Other reporters were told the sound of the shot was caused by a council sign falling over, according to McNeilly.
This may have affected the decision by the authorities to downgrade Lewis’ charge from treason — which still bore the death penalty at the time — to a far less significant charge of unlawful possession and discharge of a firearm.
Even then, the police report expresses concern that when Lewis came before court for that offense, reporters might “make the connection between the date of the offense and the Queen’s visit.”
The official story began falling apart in the 1990s, as several people close to the investigation began talking to the media, and particularly with the publication of the book “Coverups and Copouts,” by retired police officer Tom Lewis, published in 1998.
Media reports at the time, which refer to Lewis as an “anti-royalist,” said the attempt on the Queen’s life was hushed up for fear it would jeopardize future royal visits.
Following the assassination attempt, Lewis was sentenced to three years in prison on the firearms charges and bounced between a youth detention center and maximum security psychiatric hospitals.
After his release in 1985, according to McNeilly, he was arrested on charges of aggravated robbery, attempted aggravated robbery and burglary, and sentenced to a further eight years in prison.
The pattern repeated when he got out in 1992, and Lewis was quickly sent back to prison for the hold-up of a bank.
In 1995, now 31, Lewis was out on parole when another visit by the Queen was announced, this time to the New Zealand capital of Auckland.
“Lewis claims to be a reformed character,” a declassified report said. “Police however are skeptical, given the almost psychopathic nature of some of his past activities. They intend to keep in daily contact during the time of the Royal presence in Auckland.”
According to McNeilly, citing Lewis’ autobiography, the gunman was sent to Great Barrier Island, off the country’s north coast, at government expense.

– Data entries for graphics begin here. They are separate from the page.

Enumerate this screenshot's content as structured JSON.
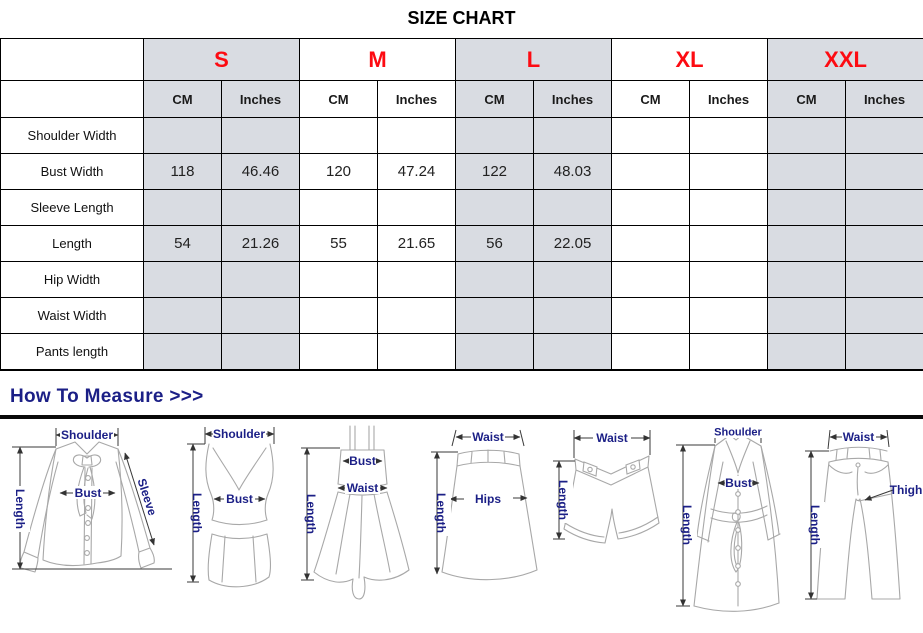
{
  "title": "SIZE CHART",
  "colors": {
    "size_letter_red": "#fd0b12",
    "shaded_column_bg": "#d9dce2",
    "heading_navy": "#1b1f86",
    "drawing_label_navy": "#1b1f86",
    "table_border": "#000000",
    "divider_black": "#090909",
    "garment_line_gray": "#a8a8a8"
  },
  "table": {
    "sizes": [
      {
        "label": "S",
        "shaded": true
      },
      {
        "label": "M",
        "shaded": false
      },
      {
        "label": "L",
        "shaded": true
      },
      {
        "label": "XL",
        "shaded": false
      },
      {
        "label": "XXL",
        "shaded": true
      }
    ],
    "unit_headers": [
      "CM",
      "Inches"
    ],
    "rows": [
      {
        "label": "Shoulder Width",
        "values": [
          "",
          "",
          "",
          "",
          "",
          "",
          "",
          "",
          "",
          ""
        ]
      },
      {
        "label": "Bust Width",
        "values": [
          "118",
          "46.46",
          "120",
          "47.24",
          "122",
          "48.03",
          "",
          "",
          "",
          ""
        ]
      },
      {
        "label": "Sleeve Length",
        "values": [
          "",
          "",
          "",
          "",
          "",
          "",
          "",
          "",
          "",
          ""
        ]
      },
      {
        "label": "Length",
        "values": [
          "54",
          "21.26",
          "55",
          "21.65",
          "56",
          "22.05",
          "",
          "",
          "",
          ""
        ]
      },
      {
        "label": "Hip Width",
        "values": [
          "",
          "",
          "",
          "",
          "",
          "",
          "",
          "",
          "",
          ""
        ]
      },
      {
        "label": "Waist Width",
        "values": [
          "",
          "",
          "",
          "",
          "",
          "",
          "",
          "",
          "",
          ""
        ]
      },
      {
        "label": "Pants length",
        "values": [
          "",
          "",
          "",
          "",
          "",
          "",
          "",
          "",
          "",
          ""
        ]
      }
    ]
  },
  "measure": {
    "heading": "How To Measure >>>",
    "garments": [
      {
        "name": "blouse",
        "labels": {
          "shoulder": "Shoulder",
          "bust": "Bust",
          "length": "Length",
          "sleeve": "Sleeve"
        }
      },
      {
        "name": "tank-top",
        "labels": {
          "shoulder": "Shoulder",
          "bust": "Bust",
          "length": "Length"
        }
      },
      {
        "name": "cami-dress",
        "labels": {
          "bust": "Bust",
          "waist": "Waist",
          "length": "Length"
        }
      },
      {
        "name": "skirt",
        "labels": {
          "waist": "Waist",
          "hips": "Hips",
          "length": "Length"
        }
      },
      {
        "name": "shorts",
        "labels": {
          "waist": "Waist",
          "length": "Length"
        }
      },
      {
        "name": "coat",
        "labels": {
          "shoulder": "Shoulder",
          "bust": "Bust",
          "length": "Length"
        }
      },
      {
        "name": "jeans",
        "labels": {
          "waist": "Waist",
          "thigh": "Thigh",
          "length": "Length"
        }
      }
    ]
  }
}
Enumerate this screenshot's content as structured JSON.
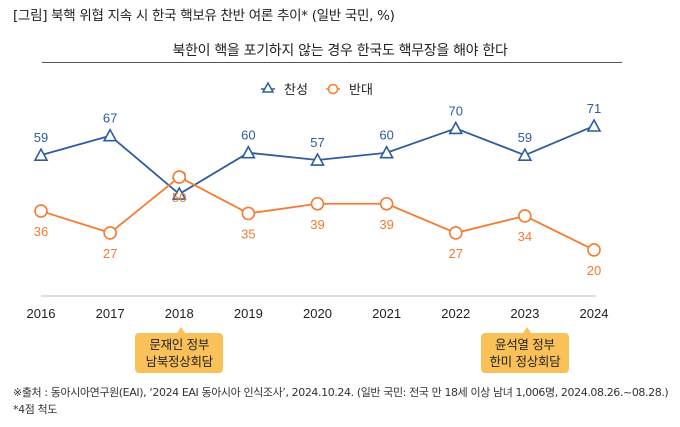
{
  "figure_title": "[그림] 북핵 위협 지속 시 한국 핵보유 찬반 여론 추이* (일반 국민, %)",
  "colors": {
    "agree": "#2F5C9E",
    "disagree": "#F47B30",
    "callout": "#F9C158",
    "axis": "#BFBFBF"
  },
  "chart_data": {
    "type": "line",
    "title": "북한이 핵을 포기하지 않는 경우 한국도 핵무장을 해야 한다",
    "xlabel": "",
    "ylabel": "",
    "categories": [
      "2016",
      "2017",
      "2018",
      "2019",
      "2020",
      "2021",
      "2022",
      "2023",
      "2024"
    ],
    "series": [
      {
        "name": "찬성",
        "marker": "triangle",
        "values": [
          59,
          67,
          43,
          60,
          57,
          60,
          70,
          59,
          71
        ],
        "label_position": "above"
      },
      {
        "name": "반대",
        "marker": "circle",
        "values": [
          36,
          27,
          50,
          35,
          39,
          39,
          27,
          34,
          20
        ],
        "label_position": "below"
      }
    ],
    "legend_position": "top-center",
    "grid": false,
    "annotations": [
      {
        "category": "2018",
        "lines": [
          "문재인 정부",
          "남북정상회담"
        ]
      },
      {
        "category": "2023",
        "lines": [
          "윤석열 정부",
          "한미 정상회담"
        ]
      }
    ]
  },
  "footnotes": [
    "※출처 : 동아시아연구원(EAI), ‘2024 EAI 동아시아 인식조사’, 2024.10.24. (일반 국민: 전국 만 18세 이상 남녀 1,006명, 2024.08.26.~08.28.)",
    "*4점 척도"
  ]
}
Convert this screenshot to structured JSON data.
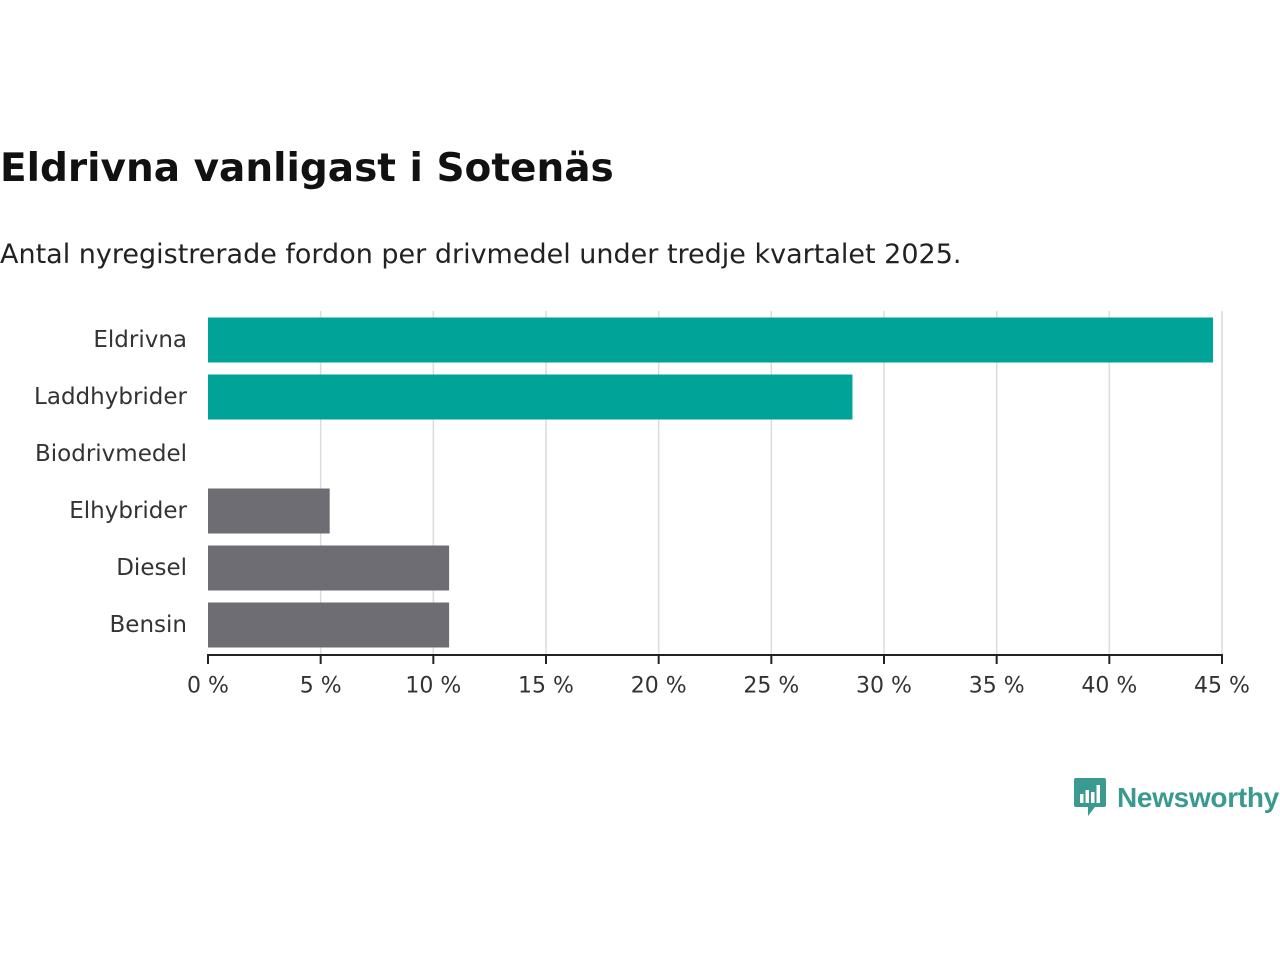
{
  "header": {
    "title": "Eldrivna vanligast i Sotenäs",
    "subtitle": "Antal nyregistrerade fordon per drivmedel under tredje kvartalet 2025."
  },
  "chart_data": {
    "type": "bar",
    "orientation": "horizontal",
    "title": "Eldrivna vanligast i Sotenäs",
    "subtitle": "Antal nyregistrerade fordon per drivmedel under tredje kvartalet 2025.",
    "xlabel": "",
    "ylabel": "",
    "xlim": [
      0,
      45
    ],
    "unit": "%",
    "grid": true,
    "categories": [
      "Eldrivna",
      "Laddhybrider",
      "Biodrivmedel",
      "Elhybrider",
      "Diesel",
      "Bensin"
    ],
    "values": [
      44.6,
      28.6,
      0,
      5.4,
      10.7,
      10.7
    ],
    "bar_colors": [
      "#00a398",
      "#00a398",
      "#6e6d73",
      "#6e6d73",
      "#6e6d73",
      "#6e6d73"
    ],
    "ticks": [
      0,
      5,
      10,
      15,
      20,
      25,
      30,
      35,
      40,
      45
    ],
    "tick_labels": [
      "0 %",
      "5 %",
      "10 %",
      "15 %",
      "20 %",
      "25 %",
      "30 %",
      "35 %",
      "40 %",
      "45 %"
    ]
  },
  "branding": {
    "name": "Newsworthy",
    "color": "#3a9a8f",
    "logo_icon": "newsworthy-logo-icon"
  }
}
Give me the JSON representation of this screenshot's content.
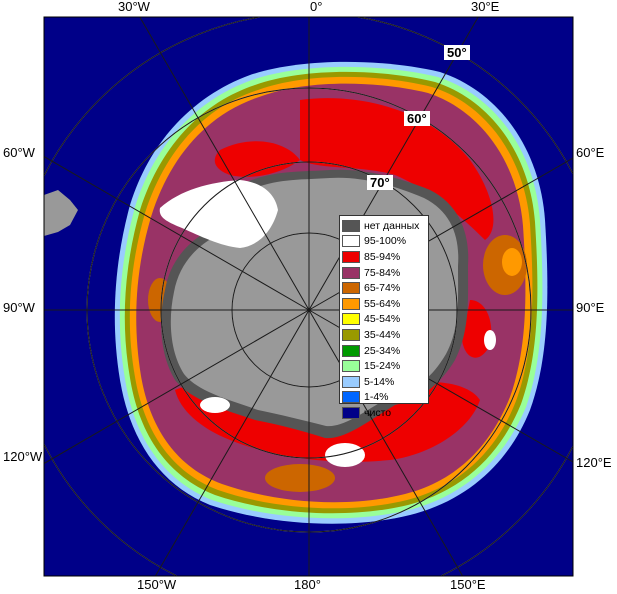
{
  "colors": {
    "ocean": "#000088",
    "land": "#999999",
    "land_dark": "#555555",
    "grid": "#c8c8c8",
    "c95": "#ffffff",
    "c85": "#ee0000",
    "c75": "#993366",
    "c65": "#cc6600",
    "c55": "#ff9900",
    "c45": "#ffff00",
    "c35": "#999900",
    "c25": "#009900",
    "c15": "#99ff99",
    "c5": "#99ccff",
    "c1": "#0066ff"
  },
  "labels": {
    "top": [
      "30°W",
      "0°",
      "30°E"
    ],
    "bottom": [
      "150°W",
      "180°",
      "150°E"
    ],
    "left": [
      "60°W",
      "90°W",
      "120°W"
    ],
    "right": [
      "60°E",
      "90°E",
      "120°E"
    ],
    "lat": [
      "50°",
      "60°",
      "70°"
    ]
  },
  "legend": [
    {
      "label": "нет данных",
      "color": "#555555"
    },
    {
      "label": "95-100%",
      "color": "#ffffff"
    },
    {
      "label": "85-94%",
      "color": "#ee0000"
    },
    {
      "label": "75-84%",
      "color": "#993366"
    },
    {
      "label": "65-74%",
      "color": "#cc6600"
    },
    {
      "label": "55-64%",
      "color": "#ff9900"
    },
    {
      "label": "45-54%",
      "color": "#ffff00"
    },
    {
      "label": "35-44%",
      "color": "#999900"
    },
    {
      "label": "25-34%",
      "color": "#009900"
    },
    {
      "label": "15-24%",
      "color": "#99ff99"
    },
    {
      "label": "5-14%",
      "color": "#99ccff"
    },
    {
      "label": "1-4%",
      "color": "#0066ff"
    },
    {
      "label": "чисто",
      "color": "#000088"
    }
  ]
}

“All in all I had a great holiday and wasn’t at all fazed to spend 10 days away from Auckland,” Lewis wrote. “Of course had I wanted to shoot someone … it would have been a simple task to just fly back to Auckland and do so.”
The following year, Lewis allegedly followed through on his previous threats of deadly violence. He was charged with killing Tanya Furlan, a mother of three living in Auckland, battering her to death in her home and abducting one of her children, who was later released unharmed.
He killed himself in his cell on September 23, 1997 while awaiting trial.